When defending such humour, people are fond of pointing out that it's universal. Over in Ireland they make similar jokes about people from Kerry, they argue. That may be true but it’s neither here nor there. You cannot justify your bad behaviour by pointing at someone else’s. My parents came from a culture that had been oppressed for hundreds of years. They knew, as I did, that Irish jokes began as a justification for such oppression since if you think people are inferior to you in intelligence or culture, then it’s easier to justify taking over their country, making them all speak your language and forcing them to do what you tell them.

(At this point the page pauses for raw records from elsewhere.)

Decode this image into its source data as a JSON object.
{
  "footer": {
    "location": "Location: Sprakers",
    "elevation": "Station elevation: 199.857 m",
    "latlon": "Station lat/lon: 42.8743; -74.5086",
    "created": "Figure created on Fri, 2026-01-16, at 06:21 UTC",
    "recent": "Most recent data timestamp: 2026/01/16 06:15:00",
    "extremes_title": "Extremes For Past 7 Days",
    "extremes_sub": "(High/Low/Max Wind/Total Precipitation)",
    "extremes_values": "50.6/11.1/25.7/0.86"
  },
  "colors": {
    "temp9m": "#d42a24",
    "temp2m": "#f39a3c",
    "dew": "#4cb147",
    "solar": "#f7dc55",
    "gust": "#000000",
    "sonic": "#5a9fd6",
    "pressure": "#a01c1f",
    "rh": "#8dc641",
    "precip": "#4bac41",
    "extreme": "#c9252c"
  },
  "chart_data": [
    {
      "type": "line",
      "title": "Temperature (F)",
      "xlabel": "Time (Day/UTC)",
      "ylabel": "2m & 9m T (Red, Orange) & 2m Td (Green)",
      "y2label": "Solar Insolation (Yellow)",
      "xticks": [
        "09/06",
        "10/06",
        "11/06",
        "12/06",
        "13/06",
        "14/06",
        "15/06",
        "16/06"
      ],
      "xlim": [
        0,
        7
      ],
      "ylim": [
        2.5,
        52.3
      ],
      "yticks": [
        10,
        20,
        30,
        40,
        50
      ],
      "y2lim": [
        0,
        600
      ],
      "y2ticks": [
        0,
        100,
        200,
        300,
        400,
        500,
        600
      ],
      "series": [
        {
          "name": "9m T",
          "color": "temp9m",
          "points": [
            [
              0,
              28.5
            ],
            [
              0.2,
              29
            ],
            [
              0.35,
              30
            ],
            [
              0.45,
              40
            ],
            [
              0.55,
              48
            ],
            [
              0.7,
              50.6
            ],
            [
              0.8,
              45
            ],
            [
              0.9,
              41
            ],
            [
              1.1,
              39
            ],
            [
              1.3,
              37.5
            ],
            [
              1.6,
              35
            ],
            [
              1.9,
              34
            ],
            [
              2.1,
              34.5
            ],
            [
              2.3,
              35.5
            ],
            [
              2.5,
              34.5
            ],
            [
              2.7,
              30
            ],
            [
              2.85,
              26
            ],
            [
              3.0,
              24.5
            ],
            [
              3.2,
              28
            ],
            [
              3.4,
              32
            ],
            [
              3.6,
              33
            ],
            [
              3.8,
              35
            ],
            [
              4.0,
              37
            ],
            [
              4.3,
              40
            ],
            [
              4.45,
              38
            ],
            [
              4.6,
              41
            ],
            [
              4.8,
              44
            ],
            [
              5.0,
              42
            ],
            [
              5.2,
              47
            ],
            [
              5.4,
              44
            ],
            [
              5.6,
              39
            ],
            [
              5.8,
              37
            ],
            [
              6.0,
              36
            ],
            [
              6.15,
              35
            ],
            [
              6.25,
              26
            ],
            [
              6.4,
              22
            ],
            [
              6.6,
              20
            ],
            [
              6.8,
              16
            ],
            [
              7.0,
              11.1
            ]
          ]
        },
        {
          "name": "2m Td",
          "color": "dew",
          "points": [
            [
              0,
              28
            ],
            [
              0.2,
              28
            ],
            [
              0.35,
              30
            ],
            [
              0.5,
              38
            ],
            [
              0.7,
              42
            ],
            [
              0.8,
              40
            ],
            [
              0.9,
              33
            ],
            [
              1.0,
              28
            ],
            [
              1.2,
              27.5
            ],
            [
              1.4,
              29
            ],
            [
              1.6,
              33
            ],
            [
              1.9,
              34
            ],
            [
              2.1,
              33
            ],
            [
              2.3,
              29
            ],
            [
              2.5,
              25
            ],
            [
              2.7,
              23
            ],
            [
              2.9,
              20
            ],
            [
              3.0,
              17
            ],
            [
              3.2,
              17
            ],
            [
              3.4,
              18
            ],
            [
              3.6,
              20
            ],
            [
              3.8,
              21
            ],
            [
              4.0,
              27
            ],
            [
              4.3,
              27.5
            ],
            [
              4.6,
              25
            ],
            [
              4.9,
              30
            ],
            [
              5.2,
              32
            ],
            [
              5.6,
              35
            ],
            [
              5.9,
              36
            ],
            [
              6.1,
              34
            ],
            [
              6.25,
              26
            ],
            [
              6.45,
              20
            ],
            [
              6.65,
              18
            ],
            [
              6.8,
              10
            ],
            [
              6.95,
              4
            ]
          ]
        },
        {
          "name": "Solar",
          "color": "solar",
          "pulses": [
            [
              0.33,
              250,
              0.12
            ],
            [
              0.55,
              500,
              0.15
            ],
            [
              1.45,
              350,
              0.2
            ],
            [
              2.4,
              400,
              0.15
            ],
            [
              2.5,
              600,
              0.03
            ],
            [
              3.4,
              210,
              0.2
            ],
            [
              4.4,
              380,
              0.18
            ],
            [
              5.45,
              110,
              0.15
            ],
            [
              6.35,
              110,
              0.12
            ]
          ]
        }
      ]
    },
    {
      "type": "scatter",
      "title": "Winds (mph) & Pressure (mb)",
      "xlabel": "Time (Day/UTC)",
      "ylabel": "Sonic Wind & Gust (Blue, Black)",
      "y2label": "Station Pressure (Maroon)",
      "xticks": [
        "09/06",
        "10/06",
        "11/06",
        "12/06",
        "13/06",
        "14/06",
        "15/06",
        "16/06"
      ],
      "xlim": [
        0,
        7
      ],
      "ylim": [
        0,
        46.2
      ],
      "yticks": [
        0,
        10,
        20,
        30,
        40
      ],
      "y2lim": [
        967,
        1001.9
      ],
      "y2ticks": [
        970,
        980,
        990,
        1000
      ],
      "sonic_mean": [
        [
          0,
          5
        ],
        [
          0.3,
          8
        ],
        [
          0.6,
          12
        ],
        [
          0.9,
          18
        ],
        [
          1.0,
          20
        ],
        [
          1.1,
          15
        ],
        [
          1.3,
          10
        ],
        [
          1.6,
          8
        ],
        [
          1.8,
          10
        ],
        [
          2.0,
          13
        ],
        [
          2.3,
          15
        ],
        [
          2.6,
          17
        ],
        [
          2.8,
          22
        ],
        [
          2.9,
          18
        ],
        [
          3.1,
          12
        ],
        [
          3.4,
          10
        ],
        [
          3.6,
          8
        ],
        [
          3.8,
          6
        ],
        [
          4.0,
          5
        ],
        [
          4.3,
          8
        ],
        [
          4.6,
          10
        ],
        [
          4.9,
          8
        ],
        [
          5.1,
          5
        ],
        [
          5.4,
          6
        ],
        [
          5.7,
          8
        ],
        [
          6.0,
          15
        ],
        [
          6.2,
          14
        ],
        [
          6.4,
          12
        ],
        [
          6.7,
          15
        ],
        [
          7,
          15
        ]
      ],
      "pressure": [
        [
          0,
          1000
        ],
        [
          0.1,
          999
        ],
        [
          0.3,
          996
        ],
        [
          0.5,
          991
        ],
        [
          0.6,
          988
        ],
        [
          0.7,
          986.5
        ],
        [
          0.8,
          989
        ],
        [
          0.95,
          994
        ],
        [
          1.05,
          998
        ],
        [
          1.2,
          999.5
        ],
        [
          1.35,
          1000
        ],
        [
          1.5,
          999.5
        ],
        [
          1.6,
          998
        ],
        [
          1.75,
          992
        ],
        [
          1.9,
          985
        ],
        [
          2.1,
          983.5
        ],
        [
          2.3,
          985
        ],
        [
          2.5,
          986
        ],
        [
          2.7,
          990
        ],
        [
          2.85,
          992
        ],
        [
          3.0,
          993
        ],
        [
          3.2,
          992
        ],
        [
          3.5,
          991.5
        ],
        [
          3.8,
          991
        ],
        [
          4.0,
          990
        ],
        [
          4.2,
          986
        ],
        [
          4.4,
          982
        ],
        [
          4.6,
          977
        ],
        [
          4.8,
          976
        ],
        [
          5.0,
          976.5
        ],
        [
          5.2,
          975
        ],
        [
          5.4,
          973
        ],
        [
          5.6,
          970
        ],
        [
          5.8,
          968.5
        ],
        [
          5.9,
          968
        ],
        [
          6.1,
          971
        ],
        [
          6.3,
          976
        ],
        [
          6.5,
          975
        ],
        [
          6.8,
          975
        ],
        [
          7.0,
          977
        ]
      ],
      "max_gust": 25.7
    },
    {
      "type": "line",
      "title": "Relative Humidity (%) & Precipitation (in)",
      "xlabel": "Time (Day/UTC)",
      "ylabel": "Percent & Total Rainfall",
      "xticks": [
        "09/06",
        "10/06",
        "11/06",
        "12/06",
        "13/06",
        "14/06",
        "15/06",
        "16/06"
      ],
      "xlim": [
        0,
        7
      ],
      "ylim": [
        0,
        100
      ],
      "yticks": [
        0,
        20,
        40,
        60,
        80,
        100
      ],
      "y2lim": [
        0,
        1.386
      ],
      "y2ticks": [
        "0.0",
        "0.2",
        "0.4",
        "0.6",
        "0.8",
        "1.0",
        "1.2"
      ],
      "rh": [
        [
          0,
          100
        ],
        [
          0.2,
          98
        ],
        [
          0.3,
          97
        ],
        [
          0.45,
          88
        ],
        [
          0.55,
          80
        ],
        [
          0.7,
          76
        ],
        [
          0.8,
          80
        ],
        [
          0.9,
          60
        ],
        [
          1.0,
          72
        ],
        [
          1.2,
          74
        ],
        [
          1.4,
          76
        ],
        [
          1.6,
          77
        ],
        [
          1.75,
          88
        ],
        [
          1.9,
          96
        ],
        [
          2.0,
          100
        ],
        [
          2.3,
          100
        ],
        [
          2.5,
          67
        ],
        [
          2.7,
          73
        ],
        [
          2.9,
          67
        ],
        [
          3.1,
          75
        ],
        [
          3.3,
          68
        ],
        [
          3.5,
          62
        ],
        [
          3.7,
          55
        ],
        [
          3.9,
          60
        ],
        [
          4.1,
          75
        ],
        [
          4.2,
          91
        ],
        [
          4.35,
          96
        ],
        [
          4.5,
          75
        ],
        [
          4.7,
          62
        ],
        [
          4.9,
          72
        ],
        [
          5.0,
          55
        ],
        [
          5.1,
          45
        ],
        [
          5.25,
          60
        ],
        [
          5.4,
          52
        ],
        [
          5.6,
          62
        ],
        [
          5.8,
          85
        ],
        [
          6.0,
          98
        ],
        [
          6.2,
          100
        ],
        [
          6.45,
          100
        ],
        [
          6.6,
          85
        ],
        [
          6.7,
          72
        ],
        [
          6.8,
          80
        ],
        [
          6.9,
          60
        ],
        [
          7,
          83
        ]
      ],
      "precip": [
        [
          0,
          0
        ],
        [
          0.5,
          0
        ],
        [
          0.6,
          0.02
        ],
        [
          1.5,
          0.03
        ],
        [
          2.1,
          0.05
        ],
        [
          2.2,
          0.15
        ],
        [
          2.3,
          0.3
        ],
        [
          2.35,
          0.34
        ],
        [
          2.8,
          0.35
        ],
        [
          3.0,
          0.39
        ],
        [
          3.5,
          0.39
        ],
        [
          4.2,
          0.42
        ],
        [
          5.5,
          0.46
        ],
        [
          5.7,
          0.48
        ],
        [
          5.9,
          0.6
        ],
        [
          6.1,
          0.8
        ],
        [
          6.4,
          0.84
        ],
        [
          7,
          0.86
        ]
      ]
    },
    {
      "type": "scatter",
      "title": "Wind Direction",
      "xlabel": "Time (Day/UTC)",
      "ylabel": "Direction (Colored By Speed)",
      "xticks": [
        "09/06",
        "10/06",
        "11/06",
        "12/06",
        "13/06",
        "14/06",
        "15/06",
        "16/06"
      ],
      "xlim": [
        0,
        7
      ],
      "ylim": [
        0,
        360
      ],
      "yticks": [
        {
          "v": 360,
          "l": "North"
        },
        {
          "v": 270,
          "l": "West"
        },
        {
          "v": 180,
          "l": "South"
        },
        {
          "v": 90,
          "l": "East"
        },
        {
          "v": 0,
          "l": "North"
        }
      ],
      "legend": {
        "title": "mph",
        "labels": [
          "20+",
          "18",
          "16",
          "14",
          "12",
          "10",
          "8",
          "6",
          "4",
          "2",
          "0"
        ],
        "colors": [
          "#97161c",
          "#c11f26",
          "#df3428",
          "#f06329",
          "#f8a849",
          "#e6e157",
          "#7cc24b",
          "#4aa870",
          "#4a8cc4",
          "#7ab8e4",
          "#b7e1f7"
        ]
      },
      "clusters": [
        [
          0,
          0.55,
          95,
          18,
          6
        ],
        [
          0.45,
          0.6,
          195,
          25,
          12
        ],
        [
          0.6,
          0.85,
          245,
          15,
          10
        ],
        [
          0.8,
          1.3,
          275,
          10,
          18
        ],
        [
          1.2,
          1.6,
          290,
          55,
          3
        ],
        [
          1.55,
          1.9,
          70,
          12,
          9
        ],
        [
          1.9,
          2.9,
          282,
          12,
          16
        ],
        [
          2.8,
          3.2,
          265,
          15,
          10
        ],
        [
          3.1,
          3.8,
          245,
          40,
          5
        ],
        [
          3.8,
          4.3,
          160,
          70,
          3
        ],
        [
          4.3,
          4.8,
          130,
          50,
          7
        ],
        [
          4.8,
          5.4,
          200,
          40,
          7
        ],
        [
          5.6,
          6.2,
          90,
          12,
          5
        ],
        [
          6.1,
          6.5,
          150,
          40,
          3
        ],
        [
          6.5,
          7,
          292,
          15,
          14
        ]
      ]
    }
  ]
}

A similar set of historical associations come into play when nicknames are used by members of the mainstream white population for black people. When I was growing up it was not uncommon for gangs of white youths to go out on the streets paki-bashing. Indeed, Asian people were killed in such attacks. It’s no good, therefore, Prince Harry saying that his comment was only meant in jest. The use of such a term evokes the memory of those atrocities.
The defenders of such royal crassness will say that this is just another example of political correctness gone mad but it isn’t; it’s sensitivity to language. I regularly get sent manuscripts to read in which would-be children’s authors display the same lack of awareness as the Princes Harry and Charles. Not long ago, I recall someone sending me a manuscript in which a group of children who were having a series of adventures on an island frequently referred to the inhabitants of that island as ‘abos’ (short for aborigines). I pointed out, in my reply, that, though I certainly wasn’t accusing the author of racism, he ought to be aware that ‘abos’ had been regularly used as a term of abuse for black people in the past. He responded with a furious tirade in which he fulminated against me for calling him a racist when he was nothing of the kind.
If a black boy or girl walked into the room you are in now, would you want to be gratuitously rude to them? Of course not. Would the writer of the book about the children and the ‘abos’ want to be rude to them? Of course not. Would Prince Charles or Prince Harry? Of course not. So, it’s quite simple really. People whose words will inevitably be repeated need to think about what they say. That goes for writers and princes in equal measure.